NASA prepares the SLS moon rocket for launch

NASA prepares the SLS moon rocket for launch

Overnight on Tuesday, NASA’s Space Launch System moon rocket was ready for a voyage back to its launch pad in preparation for its long-awaited inaugural flight at the end of the month.

A powerful crawler-transporter from the Apollo era, carrying the 3.5-million-pound, 322-foot-tall SLS rocket and its 10.5-million-pound mobile launch platform, was expected to depart the Vehicle Assembly Building at the Kennedy Space Center at approximately 9 p.m.
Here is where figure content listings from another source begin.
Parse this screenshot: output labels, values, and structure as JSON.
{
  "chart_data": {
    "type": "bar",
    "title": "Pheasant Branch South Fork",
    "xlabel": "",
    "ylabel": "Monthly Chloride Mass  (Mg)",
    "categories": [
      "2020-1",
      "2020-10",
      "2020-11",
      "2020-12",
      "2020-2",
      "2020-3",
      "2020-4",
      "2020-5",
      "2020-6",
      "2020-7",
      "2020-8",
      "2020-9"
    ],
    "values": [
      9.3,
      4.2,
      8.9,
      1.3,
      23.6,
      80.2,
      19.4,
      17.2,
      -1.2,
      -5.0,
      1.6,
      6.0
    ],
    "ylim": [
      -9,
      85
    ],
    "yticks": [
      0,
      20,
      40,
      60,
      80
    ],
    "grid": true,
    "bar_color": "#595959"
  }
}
EDT to begin the 4.2 mile journey to pad 39B.

 

As soon as the mobile launcher is placed onto the pad’s pedestals early Wednesday morning, engineers will connect power, data, propellant lines, water lines, and other systems to ready the rocket for thorough pre-launch testing and checkout.

 

If everything goes well, the team will begin a 46-hour 10-minute countdown at 10:23 a.m. EDT on August 27, setting the scene for launch at 8:33 a.m. on Monday, August 29, marking the beginning of a 42-day mission to send an unmanned Orion crew capsule around the moon and back.

 

 

Depending on the ever-changing locations of Earth and the moon, and the need to refill spaceport propellant inventories, backup launch options are possible on September 2 and 5. NASA would then transport the SLS back to the VAB to replace batteries and other systems, postponing the launch until later in the autumn.

 

The objective of the Artemis 1 mission is to validate the performance of the SLS, test the solar-powered Orion crew capsule in deep space, and ensure that the ship’s 16.5-foot-wide heat shield would protect it through a hellish high-speed descent back to Earth’s atmosphere.

 

Assuming a timely launch, the Orion spacecraft is scheduled to splashdown in the Pacific Ocean west of San Diego on October 10 at 11:53 a.m. EDT.

 

If the test flight is successful, NASA aims to launch four humans on the second flight of the SLS rocket, Artemis 2, in 2024, followed by a third mission that will deliver the first woman and the next man to the moon’s surface in 2025-26.

 

The SLS is the world’s most powerful operational rocket, combining two longer shuttle-heritage solid-fuel boosters and four improved shuttle-era RS-25 engines to provide 8.8 million pounds of thrust at launch, 15% more than NASA’s famed Saturn 5 moon rocket.

 

The SLS is capable of launching almost 30 tons to the moon in its first “block 1” configuration. Planned variations with a more powerful upper stage and improved boosters will be able to transport roughly 50 tons to the moon on a single mission.

 

SpaceX is constructing a bigger, more powerful Super Heavy-Starship with twice the capacity, but it cannot accomplish this feat in a single voyage. Before sailing for outer space, the reusable Starship is meant to refuel in Earth’s orbit.

 

Last year, NASA conducted a full-duration test fire of the SLS core stage made by Boeing and its four Aerojet Rocketdyne RS-25 engines at the Stennis Space Center in Mississippi. The launcher was subsequently sent to Florida, where the United Launch Alliance-supplied second stage and Lockheed Martin-built Orion spacecraft were connected.

 

Engineers conducted four dress-rehearsal countdowns to clear the way for launch, but the tests were marred by ground-system issues, a stuck helium valve, and two problematic hydrogen leaks, one at the point where the main fuel line connects to the base of the core stage and another in a smaller fitting used to help cool the main engines.

 

Hydrogen leaks are notoriously difficult to detect and repair, since they only manifest when very cold propellant flows through the lines and fittings. Repairs must be conducted at room temperature.

 

Engineers successfully fixed the umbilical fitting, which functioned correctly during the second fuelling test. However, the “bleed” line for the main engine, which was fixed in the VAB after the most recent countdown rehearsal, has not yet been retested under cryogenic conditions. Not until the SLS is fuelled for launch on August 29 will this occur.